Fine-Tuned Deep Convolutional Networks for the Detection of Femoral Neck Fractures on Pelvic Radiographs: A Multicenter Dataset Validation

In this study, we aim to provide a deep convolutional network based femoral neck fracture detection system on radiographs for emergency patients. We retrospectively collected 1,491 frontal pelvic radiographs from three institutions and assigned them to the following data sets: primary dataset (710 radiographs, to fine-tune and validate the initial model called the Digital Radiography Fracture Detection System [DR-FDS]), internal test set 1 (189 radiographs) and 2 (235 radiographs), and external test set 1 (189 radiographs) and 2 (168 radiographs). Per-bounding box recall and precision and per-image sensitivity, specificity, and area under the receiver operating characteristic (ROC) curve (AUC) were computed. We randomly extracted 300 radiographs from the above test sets and compared their effect on the diagnostic accuracy and efficiency of fine-tuned model-assisted and unassisted clinicians.

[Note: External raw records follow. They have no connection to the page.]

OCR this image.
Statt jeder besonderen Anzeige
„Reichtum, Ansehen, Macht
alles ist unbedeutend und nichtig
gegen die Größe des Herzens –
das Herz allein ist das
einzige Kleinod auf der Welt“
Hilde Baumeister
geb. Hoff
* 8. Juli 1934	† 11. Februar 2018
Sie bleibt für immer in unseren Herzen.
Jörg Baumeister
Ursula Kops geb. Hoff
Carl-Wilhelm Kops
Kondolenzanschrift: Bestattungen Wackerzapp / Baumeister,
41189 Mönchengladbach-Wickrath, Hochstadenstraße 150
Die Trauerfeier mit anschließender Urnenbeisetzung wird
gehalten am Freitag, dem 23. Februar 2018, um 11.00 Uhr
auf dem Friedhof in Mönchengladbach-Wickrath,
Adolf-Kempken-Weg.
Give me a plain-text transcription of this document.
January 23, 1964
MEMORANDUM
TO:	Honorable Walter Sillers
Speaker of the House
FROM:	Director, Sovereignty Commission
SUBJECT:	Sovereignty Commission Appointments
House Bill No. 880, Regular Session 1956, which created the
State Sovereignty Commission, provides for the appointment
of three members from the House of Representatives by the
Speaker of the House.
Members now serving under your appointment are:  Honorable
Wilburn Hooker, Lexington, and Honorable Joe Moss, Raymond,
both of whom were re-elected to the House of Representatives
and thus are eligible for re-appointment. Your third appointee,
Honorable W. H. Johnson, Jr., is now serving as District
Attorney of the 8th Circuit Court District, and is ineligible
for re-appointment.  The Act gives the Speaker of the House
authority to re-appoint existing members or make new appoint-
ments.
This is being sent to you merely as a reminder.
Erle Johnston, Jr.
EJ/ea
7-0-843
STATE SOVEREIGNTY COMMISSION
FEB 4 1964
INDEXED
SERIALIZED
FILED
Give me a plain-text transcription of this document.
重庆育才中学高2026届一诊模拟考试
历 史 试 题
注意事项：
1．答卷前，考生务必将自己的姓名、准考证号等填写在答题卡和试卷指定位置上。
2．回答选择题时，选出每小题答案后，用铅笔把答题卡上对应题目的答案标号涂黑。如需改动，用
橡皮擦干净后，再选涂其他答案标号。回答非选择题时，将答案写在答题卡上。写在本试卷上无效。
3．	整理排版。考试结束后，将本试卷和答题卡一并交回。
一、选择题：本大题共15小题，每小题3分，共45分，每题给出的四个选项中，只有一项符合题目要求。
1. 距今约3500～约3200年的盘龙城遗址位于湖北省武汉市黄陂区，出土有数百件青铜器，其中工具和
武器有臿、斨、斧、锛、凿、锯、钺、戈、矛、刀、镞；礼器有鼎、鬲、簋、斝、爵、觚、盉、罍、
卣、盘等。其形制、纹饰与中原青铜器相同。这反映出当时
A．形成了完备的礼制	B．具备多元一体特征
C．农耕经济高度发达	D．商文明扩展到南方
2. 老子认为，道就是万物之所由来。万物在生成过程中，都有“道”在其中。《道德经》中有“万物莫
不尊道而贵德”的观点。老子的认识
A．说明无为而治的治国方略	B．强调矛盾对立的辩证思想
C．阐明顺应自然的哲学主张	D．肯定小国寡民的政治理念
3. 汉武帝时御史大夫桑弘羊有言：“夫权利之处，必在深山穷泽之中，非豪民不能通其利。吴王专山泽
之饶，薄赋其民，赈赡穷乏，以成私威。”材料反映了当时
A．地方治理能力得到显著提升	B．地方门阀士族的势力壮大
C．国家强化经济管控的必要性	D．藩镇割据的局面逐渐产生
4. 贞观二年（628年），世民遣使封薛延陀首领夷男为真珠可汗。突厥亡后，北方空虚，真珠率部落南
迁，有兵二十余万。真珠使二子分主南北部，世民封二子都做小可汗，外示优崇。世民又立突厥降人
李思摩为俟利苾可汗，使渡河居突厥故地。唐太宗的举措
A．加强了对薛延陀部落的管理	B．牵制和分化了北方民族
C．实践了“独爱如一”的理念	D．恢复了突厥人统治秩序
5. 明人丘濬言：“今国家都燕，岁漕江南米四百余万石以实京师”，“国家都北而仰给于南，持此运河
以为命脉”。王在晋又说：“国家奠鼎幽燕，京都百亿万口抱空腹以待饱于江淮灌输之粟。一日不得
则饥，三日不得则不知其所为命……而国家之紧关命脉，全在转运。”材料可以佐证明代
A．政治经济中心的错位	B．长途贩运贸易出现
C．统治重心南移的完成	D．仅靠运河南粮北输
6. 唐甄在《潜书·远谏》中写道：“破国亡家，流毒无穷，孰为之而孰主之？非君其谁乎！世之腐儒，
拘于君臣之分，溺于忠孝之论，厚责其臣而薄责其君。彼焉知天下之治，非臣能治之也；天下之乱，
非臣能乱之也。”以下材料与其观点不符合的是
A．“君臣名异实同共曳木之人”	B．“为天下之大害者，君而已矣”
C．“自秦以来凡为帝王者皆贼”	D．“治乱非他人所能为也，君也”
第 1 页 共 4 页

The fine-tuned DR-FDS showed a better overall performance in detecting femoral neck fractures than did the initial DR-FDS. The fine-tuned DR-FDS achieved AUC values of 0.9526 (95%CI, 0.9048-0.9767) and 0.9633(95%CI, 0.9346-0.9797) in internal test sets 1 and 2. In external test sets 1 and 2, this model also achieved promising results with AUC values of 0.9231 (95%CI, 0.8779-0.9520), and 0.9937 (95%CI 0.9739-0.9985), respectively. The clinicians showed a statistically significant increase in specificity, sensitivity, and accuracy for the identification of minimal/undisplaced fracture and a decrease in the average reading time. The object detection model that is fine-tuned has high sensitivity and specificity and the universal ability to detect and locate femoral neck fractures on pelvic radiographs.